Fontneau has not presented any evidence to this court that he has been denied such an opportunity. In fact, the record reveals that, despite failing to appeal his conviction, Fontneau has had a hearing on the issue of the validity of his guilty plea to a charge of tax evasion for 1968. The trial judge, in the post-conviction hearing, denied Fontneau’s petition on October 7, 1975. Fontneau chose not to appeal that decision. If Fontneau desired to contest that decision, he should have done so by a direct appeal. It is inappropriate for him to attack it collaterally before this court.

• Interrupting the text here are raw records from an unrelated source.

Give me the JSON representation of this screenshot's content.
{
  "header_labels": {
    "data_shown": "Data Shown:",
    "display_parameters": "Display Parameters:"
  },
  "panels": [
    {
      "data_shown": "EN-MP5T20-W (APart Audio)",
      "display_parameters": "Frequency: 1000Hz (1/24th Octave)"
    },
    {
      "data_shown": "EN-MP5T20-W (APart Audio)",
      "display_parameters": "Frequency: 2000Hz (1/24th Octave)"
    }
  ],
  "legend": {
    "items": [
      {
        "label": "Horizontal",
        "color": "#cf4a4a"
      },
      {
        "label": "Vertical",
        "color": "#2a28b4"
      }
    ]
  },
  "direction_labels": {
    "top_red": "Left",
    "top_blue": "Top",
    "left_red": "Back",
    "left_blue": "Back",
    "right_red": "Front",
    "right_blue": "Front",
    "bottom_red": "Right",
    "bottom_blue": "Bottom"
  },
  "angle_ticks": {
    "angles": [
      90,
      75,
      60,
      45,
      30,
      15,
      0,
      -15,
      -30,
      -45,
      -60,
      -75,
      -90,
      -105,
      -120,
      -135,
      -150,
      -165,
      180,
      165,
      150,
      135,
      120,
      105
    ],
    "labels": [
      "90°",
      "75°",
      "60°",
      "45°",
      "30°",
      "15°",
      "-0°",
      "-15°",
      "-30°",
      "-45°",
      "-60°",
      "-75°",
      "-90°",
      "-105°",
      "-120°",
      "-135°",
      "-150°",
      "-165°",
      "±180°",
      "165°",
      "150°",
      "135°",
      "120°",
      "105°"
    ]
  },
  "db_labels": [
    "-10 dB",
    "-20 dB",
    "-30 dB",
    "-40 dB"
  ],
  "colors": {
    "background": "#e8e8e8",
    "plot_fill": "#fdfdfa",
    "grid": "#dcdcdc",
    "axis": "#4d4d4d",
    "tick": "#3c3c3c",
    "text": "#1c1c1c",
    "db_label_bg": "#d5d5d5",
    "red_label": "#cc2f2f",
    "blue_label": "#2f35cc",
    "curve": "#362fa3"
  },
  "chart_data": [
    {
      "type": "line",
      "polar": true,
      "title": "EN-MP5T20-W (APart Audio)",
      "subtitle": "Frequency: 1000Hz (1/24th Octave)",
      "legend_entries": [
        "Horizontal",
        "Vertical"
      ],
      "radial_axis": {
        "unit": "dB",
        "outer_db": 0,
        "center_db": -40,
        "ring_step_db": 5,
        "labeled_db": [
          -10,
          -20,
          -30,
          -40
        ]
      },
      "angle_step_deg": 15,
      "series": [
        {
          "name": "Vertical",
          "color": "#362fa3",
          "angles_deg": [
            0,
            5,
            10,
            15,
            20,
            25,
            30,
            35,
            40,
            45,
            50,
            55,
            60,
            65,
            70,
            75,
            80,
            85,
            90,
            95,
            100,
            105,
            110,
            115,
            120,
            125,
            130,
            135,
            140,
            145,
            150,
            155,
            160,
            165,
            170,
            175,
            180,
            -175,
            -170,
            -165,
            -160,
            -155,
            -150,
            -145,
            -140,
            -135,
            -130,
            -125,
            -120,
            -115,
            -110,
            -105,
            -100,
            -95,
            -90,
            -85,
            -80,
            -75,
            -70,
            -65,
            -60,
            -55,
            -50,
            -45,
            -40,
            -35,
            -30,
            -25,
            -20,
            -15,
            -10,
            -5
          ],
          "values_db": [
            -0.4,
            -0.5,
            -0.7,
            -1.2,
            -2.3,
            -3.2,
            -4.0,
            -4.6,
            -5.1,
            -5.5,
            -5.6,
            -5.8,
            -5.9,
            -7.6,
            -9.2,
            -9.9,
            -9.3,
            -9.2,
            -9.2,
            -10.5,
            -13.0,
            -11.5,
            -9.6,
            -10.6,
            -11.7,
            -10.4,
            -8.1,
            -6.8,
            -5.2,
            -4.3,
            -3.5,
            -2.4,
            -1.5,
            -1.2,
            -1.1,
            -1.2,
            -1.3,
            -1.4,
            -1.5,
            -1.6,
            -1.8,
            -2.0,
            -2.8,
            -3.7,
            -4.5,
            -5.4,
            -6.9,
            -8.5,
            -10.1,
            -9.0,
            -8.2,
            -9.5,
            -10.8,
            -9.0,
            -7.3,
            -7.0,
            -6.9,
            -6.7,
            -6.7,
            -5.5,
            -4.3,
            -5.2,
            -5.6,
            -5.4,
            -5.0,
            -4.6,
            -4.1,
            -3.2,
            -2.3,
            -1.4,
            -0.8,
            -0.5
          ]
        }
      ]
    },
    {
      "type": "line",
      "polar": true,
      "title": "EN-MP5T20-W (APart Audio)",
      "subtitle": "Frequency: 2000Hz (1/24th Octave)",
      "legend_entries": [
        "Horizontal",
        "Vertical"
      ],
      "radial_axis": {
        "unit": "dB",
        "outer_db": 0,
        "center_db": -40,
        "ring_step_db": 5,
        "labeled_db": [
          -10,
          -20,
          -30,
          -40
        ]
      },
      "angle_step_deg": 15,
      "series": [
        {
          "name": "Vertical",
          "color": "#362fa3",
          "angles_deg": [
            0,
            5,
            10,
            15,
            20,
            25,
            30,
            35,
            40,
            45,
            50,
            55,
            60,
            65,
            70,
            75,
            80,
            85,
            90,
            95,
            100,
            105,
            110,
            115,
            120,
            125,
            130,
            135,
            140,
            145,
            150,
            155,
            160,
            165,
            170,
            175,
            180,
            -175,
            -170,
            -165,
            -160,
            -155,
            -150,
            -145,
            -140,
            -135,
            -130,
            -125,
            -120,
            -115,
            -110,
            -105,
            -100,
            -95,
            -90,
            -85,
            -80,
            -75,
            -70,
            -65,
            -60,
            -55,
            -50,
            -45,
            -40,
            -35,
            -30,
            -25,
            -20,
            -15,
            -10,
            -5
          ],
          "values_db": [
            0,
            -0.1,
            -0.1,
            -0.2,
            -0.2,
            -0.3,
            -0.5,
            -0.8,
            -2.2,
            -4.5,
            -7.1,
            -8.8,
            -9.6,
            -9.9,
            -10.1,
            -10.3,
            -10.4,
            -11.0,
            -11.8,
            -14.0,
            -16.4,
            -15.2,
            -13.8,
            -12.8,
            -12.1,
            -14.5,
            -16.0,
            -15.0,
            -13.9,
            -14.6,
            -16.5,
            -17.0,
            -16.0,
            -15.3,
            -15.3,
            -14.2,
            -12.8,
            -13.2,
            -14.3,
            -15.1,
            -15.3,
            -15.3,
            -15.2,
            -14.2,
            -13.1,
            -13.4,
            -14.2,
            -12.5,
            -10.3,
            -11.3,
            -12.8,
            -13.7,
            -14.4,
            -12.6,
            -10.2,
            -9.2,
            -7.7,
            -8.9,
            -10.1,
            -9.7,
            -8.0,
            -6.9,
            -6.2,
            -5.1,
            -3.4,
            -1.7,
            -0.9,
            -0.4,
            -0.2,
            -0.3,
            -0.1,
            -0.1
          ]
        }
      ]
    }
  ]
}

Finally, Fontneau admits in his brief that at the time of his guilty plea he realized that he would be required to pay income taxes and civil fraud penalties for 1968. Appellant’s brief at 3, 5. The proper time to contest his liability for 1968 was therefore when he was still before the trial court in the criminal action. Fontneau chose to plead guilty, fully cognizant of the ramifications in terms of civil penalties. Scarce judicial resources would be dissipated were he allowed to relitigate this issue collaterally in a subsequent civil suit.

Affirmed. 
      
      . The trial judge, in denying the requested change of plea to nolo contendere, stated:
      [Fontneau] pleaded guilty to the one count in the indictment, he knew that he would have to pay all the taxes, interest, and penalties for the year covered by that one count; 1988.
      ******
      I [the trial judge] certainly would not have fined him a paltry $1,000 had I not been aware that he was going to have to pay a sum greatly in excess of that because of the taxes due and the civil fraud penalty.